Opinião

Um novo sistema “democrático”?

26 jan 2024 11:32

Venho, agora, olhar para a perversão democrática potencialmente agravada pelo modo como se estão a encarar as novas eleições

Meu Caro Zé, 
Na sequência da minha última “carta” em que referia a “bagunça” do sistema eleitoral, venho, agora, olhar para a perversão democrática potencialmente agravada pelo modo como se estão a encarar as novas eleições e não só em Portugal, com a consequente degradação da democracia (dita) representativa.

Os regimes democráticos têm diversidades, desde a presidencial ao parlamentar, passando pelo semipresidencial, este com cambiantes como, por exemplo, tem sido evidenciado pela evolução da Constituição Portuguesa. Agora parece-me que está inventada uma nova variedade, a que chamarei “Primo ministerial”.

De facto, o que se discute é quem vai ser “primeiro-ministro” e puxa-se a decisão de voto para essa escolha. Mas as eleições não são para eleger um parlamento e, portanto, os deputados, devendo estes ser os escolhidos (escrutináveis no modo como usam a representação) e não candidatos que estão em jogo num só círculo?

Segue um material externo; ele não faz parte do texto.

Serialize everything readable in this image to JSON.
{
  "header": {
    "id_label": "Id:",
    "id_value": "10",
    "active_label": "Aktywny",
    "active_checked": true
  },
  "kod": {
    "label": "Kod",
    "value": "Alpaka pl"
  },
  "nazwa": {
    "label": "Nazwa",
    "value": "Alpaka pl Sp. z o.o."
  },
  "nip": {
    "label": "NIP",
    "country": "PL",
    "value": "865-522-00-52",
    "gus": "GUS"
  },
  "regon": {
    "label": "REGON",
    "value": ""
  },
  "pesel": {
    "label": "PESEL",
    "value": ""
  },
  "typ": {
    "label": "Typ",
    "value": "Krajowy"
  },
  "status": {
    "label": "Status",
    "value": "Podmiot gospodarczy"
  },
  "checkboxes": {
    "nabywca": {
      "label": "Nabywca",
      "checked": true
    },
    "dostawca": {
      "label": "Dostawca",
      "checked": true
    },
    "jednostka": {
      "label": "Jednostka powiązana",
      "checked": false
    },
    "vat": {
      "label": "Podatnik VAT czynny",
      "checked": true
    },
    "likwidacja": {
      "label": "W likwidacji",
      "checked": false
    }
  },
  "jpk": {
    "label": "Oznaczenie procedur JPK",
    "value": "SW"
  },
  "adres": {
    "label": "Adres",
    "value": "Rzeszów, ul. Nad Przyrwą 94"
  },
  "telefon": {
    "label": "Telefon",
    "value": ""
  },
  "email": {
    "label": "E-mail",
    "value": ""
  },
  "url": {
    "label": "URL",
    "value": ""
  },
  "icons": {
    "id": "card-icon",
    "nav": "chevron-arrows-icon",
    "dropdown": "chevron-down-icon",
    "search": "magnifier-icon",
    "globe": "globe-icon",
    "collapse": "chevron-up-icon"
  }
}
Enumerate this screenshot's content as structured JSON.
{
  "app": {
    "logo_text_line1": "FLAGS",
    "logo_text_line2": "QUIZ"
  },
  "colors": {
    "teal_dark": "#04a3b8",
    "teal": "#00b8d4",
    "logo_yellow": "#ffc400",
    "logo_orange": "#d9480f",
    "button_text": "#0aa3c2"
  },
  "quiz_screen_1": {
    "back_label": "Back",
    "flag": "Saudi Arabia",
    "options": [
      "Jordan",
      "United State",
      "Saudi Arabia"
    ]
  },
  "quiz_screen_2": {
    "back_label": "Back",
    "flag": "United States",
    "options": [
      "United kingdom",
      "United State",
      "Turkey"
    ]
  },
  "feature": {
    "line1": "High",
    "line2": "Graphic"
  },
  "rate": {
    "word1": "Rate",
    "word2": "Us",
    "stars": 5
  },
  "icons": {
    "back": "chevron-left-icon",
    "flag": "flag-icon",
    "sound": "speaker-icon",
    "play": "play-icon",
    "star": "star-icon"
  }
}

Se assim é, não se põe em discussão o mérito dos deputados que integram as listas, em cada círculo eleitoral, dando-se prioridade, para não dizer quase exclusividade, ao que dizem, fazem, dirão, farão, mentirão, não mentirão, duas ou três pessoas? O que procuramos com as eleições? Ganhar eleições ou servir o “bem comum”, com defesa prioritária dos mais fracos? 

Num artigo recente (19-01-2024), no Financial Times, no âmbito do tema “populismo”, JanWerner Müller, professor de política na Princeton University, escreve um artigo sob o título (tradução minha) “Líderes carismáticos em conjunto com partidos esvaziados são uma má receita para a democracia”, acrescentando “novos movimentos políticos nos países ocidentais frequentemente traem a promessa de participação, caindo sob o feitiço individual”.

Independentemente de pôr em dúvida que o conceito de “carismático” se aplique a qualquer um dos líderes partidários, há um que melhor corresponde à descrição de Jan-Werner Müller e que também quer ser primeiro-ministro, intuindo a lógica que parece subjazer à campanha eleitoral. E isso corresponde à completa desagregação da relação representatividade-responsabilidade que deve existir entre cada deputado e quem o elege.

E o que mais me aflige é que cidadãos com grande credibilidade parece que, em nome do partido, se esqueceram disto. Posso estar enganado, mas sei que não admito que me representem sem eu ser ouvido. Sem mim, sem cada cidadão, não! Comigo, connosco, sim.